The benchmark suite compares the current checkout with the previous published `asylum` release, `ustr`, and plain `String` allocation across short strings, duplicate-heavy strings, bounded `<=64` byte strings, cleanup/drop costs, a long-string stress case, and a small contention workload.

The transient benchmarks are split by reset policy:

- `transient_reuse_capacity`: current `asylum` calls `collect_unused()` between iterations, so unused entries are removed while shard capacity is retained. This models repeated transient batches in a running process. The previous `asylum` release removes final entries eagerly, `ustr` clears its cache between iterations, and `String` allocates fresh owned strings.
- `cold_from_empty`: current `asylum` calls `shrink_to_fit()` between iterations, so each iteration starts from an empty pool with released capacity.

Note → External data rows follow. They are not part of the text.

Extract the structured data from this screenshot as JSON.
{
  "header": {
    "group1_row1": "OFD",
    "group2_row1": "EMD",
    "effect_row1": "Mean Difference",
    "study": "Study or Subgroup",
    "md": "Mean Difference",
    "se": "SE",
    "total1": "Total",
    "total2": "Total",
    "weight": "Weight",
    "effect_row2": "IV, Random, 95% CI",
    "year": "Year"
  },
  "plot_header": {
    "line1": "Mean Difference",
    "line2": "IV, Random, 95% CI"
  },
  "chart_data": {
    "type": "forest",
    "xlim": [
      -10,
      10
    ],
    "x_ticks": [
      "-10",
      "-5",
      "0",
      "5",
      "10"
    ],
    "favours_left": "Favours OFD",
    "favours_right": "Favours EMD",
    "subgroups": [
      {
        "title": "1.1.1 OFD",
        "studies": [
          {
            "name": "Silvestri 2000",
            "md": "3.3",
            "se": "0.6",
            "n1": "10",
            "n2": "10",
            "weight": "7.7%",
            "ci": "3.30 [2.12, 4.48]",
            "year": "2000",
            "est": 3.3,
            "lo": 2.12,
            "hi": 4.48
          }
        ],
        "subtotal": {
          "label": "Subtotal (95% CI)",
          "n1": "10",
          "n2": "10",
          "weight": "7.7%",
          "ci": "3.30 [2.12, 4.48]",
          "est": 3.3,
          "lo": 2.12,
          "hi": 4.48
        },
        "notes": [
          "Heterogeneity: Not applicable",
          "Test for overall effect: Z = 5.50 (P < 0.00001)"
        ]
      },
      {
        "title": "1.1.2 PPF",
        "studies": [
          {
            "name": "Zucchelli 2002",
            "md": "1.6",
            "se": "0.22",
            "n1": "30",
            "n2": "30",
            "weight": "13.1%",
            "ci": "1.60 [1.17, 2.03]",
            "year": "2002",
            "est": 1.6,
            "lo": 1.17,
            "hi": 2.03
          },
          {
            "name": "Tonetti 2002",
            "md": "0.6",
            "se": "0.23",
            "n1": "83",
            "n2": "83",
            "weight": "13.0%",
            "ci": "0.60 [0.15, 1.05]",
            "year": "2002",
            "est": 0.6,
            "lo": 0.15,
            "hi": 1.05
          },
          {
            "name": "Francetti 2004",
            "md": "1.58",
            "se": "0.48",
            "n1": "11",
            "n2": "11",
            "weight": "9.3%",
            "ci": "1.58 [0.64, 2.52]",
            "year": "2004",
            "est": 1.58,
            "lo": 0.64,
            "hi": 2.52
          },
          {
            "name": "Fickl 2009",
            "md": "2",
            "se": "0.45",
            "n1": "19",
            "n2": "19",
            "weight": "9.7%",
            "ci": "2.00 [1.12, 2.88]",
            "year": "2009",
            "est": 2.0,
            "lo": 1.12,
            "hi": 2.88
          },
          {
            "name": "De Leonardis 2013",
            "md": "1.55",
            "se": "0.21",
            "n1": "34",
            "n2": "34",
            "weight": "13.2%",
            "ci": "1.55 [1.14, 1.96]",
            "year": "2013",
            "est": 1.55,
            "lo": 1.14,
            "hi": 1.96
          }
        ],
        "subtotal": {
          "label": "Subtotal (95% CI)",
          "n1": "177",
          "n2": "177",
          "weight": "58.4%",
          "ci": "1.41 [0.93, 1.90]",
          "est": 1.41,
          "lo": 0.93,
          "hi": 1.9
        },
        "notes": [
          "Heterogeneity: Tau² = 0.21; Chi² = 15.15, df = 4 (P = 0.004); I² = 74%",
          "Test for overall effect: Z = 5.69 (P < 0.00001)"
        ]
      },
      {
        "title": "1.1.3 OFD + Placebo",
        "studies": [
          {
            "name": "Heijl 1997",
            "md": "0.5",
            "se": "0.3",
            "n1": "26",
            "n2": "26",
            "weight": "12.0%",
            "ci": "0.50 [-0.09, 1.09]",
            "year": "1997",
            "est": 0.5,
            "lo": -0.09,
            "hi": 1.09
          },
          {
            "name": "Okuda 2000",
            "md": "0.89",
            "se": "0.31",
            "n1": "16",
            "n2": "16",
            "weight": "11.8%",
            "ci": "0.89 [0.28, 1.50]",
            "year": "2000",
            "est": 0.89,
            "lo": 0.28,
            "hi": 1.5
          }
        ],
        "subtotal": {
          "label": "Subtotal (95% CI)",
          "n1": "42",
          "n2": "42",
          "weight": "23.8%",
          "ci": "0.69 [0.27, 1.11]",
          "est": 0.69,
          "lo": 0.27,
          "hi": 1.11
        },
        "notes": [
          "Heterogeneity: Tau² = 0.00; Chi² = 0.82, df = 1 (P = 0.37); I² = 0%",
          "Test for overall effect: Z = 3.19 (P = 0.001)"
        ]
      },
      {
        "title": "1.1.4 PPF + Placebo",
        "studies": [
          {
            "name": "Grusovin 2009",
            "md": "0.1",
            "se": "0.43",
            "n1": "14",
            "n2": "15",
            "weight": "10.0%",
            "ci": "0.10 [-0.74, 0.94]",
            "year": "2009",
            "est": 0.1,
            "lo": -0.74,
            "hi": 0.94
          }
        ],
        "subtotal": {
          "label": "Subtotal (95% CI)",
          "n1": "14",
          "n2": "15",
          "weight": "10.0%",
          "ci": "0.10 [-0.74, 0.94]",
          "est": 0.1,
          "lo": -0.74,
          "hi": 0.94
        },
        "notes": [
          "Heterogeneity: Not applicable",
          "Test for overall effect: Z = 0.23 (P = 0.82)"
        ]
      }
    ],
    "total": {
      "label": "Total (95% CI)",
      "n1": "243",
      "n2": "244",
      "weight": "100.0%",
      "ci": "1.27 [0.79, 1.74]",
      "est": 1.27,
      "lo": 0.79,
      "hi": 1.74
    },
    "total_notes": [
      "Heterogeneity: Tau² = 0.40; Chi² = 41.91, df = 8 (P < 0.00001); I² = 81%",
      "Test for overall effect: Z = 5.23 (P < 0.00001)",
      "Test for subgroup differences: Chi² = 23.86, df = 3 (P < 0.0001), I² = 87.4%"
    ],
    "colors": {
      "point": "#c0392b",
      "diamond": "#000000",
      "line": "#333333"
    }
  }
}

The previous `asylum` release also calls `shrink_to_fit()`, `ustr` clears its cache, and `String` allocates fresh owned strings.
- `hot_lookup`: each interner is pre-populated before measurement, then the benchmark measures repeated lookup/intern calls for already-seen strings.
- `cleanup_drop`: measures the cost of dropping the final handles after setup has interned the workload.
- `hot_contention`: measures repeated intern calls from multiple threads against a pre-populated workload.

Always benchmark with your own workload before choosing an interner. The main tradeoff is that asylum pays reference-counting and cleanup costs in exchange for reclaiming interned strings that are no longer used.

## LICENSE

**asylum** is licensed under MIT terms.